Mr. Justice Russel Zinn of the Federal Court of Canada has given the government seven days to explain how it will move the long-lingering Omar Khadr case forward - which should be taken up as a valuable opportunity.

Mr. Khadr is the only remaining citizen of a Western country still awaiting trial by a military commission at the American base at Guantanamo Bay, Cuba. Other democratic governments have taken charge of their nationals, without expressing any approval of their doings in Afghanistan before U.S. and British forces landed in that country in October, 2001 - when Mr. Khadr was 15.

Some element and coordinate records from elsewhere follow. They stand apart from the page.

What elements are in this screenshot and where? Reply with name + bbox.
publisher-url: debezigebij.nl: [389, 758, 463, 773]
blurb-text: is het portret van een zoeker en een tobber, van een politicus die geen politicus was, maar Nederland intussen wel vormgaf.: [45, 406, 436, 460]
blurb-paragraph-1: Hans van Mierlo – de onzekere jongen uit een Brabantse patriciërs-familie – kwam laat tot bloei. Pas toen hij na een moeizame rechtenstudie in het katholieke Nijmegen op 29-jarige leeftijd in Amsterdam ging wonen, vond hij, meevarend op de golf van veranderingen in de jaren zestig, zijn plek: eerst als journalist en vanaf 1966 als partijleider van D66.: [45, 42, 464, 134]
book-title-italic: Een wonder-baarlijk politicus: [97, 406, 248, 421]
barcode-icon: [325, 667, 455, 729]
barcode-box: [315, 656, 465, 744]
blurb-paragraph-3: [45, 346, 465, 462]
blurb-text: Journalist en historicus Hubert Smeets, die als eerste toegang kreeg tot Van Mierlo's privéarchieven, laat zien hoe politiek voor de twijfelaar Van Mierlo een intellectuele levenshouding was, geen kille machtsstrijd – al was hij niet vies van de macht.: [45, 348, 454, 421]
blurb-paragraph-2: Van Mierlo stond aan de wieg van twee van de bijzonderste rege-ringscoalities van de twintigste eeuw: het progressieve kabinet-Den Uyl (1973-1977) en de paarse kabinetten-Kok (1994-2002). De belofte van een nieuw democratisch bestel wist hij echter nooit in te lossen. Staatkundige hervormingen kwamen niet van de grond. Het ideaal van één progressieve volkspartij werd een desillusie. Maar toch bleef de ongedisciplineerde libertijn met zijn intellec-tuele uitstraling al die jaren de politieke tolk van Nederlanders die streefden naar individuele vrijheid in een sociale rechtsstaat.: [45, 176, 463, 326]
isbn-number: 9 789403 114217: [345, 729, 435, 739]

In the back-and-forth between the Canadian courts and the Canadian government over Mr. Khadr, the Supreme Court has established a sensible, balanced position. On the one hand, the government has the constitutional right and duty to use its discretion in managing Canada's relations with other states. On the other, the Supreme Court has confirmed that the government - though not while the present governing party was in power - violated Mr. Khadr's Charter rights, by interrogating him without counsel, and then passing what he said to the U.S. prosecutors, and that the government should somehow remedy that error.

That balanced position, however, has led to an impasse. Canada, to comply with the court, has asked the U.S. not to use those statements at Mr. Khadr's trial for murder, but with no result.

At this rate, the Khadr case may again make its way up through the Federal Court of Appeal to the Supreme Court, while the military commission procedure in Guantanamo grinds on.

Judge Zinn mentions in his reasons that Mr. Khadr's lawyers have suggested that the government should attempt to persuade the U.S. to try him as a juvenile - among other steps that they say would mitigate the Charter breach, though not correct it entirely.

Such suggestions get at the ways that these seemingly interminable proceedings could end. The Canadian government could seek to take an active role in plea bargaining between the U.S. military prosecutors and Mr. Khadr's American lawyers. Whatever Mr. Khadr did or did not do during a gun battle in Afghanistan in July, 2002, he was a teenager who had long been under the influence of terrorist or pro-terrorist family. There is plainly a reasonable case for at least some future supervision of Omar Khadr. If the federal government takes some initiative, this case might well be fairly resolved.